Fund raising e territorio….per una cena diversa

panoramica20dal20castello20arechi3Il fund raising può contribuire allo sviluppo del territorio? Può incrementare il turismo? Può far scoprire luoghi quasi dimenticati? Certamente si.

Sarò breve.

Un pratico esempio: cena di Gala per raccolta fondi..naturalmente non la classica cena (serve quel famoso “quid”)…non il solito posto…con 200 invitati.

Obiettivo: non spendere quasi nulla e fare un figurone!….impossibile? Non del tutto.

 

Evento realizzato in una città medio grande con 160.000 abitanti, da un’organizzazione di volontariato con 80 soci e circa 200 sostenitori periodici (non associati). Quota media annuale delle donazioni: 50,00 euro.

 

Unità impegnate nell’organizzazione dell’evento: 2…Presidente (pieno di voglia di fare) e fundraiser.

 

Giugno 2009. Castello medievale…Serata di Luna piena riflessa nel mare…(basta controllare prima il calendario per avere una scenografia spettacolare…e gratis).

 

Tempo per l’organizzazione: circa 4 mesi

  • Location: castello medievale con vista mozzafiato sul mare
  • Target invitati: professionisti e soci dell’associazione
  • Ente proprietario: Provincia.
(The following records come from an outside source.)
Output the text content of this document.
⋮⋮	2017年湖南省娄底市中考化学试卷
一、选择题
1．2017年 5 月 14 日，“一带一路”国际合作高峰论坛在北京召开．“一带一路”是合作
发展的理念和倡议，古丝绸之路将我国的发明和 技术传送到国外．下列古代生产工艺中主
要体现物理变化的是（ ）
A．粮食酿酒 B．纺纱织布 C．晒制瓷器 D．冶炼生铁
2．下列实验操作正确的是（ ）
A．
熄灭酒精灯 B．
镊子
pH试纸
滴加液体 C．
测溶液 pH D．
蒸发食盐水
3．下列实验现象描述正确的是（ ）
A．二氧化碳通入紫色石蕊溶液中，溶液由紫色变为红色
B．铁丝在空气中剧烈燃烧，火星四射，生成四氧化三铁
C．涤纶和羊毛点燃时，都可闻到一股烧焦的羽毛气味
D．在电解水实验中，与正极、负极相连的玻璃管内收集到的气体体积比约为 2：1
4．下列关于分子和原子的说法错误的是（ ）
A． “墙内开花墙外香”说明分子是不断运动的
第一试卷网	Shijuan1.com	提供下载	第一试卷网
Costo per l’utilizzo della location: zero euro
  • Cibo e bevande richieste alle aziende del territorio: pane, pasta, pesce freschissimo (cooperative del mercato del pesce), latticini, ortaggi biologici, olio d’oliva dop, frutta, dolci (fantastiche torte e crostate di frutta) e vini bianchi di grande qualità, ottimo prosecco per l’aperitivo e spumante per brindare alla fine della serata. Costo fornitura dei beni: zero euro
  • Cartoncino di invito alla cena con carta tipo “Amalfi”. Costo: zero euro
  • Materiali richiesti al locale Ente del Turismo: 200 guide turistiche (omaggio per tutti i partecipanti), poster, totem pubblicitari e quanto altro utile ad offrire ai visitatori una panoramica del territorio e la descrizione del castello. Costo beni ricevuti: zero euro
  • Musica..”posteggia napoletana” ovvero una cantante e due musici in giro per i tavoli. Costo: zero euro
  • Costo invito cena per persona: 50,00 euro
  • Costo noleggio tovagliato, camerieri, cuochi e uso cucine, pulizia location, SIAE, vigilanza all’ingresso: 2.000,00 euro
  • Ricavo dai biglietti: 12.000,00 euro (alla fine della serata sono stati raccolti altri fondi donati in maniera spontanea dai partecipanti)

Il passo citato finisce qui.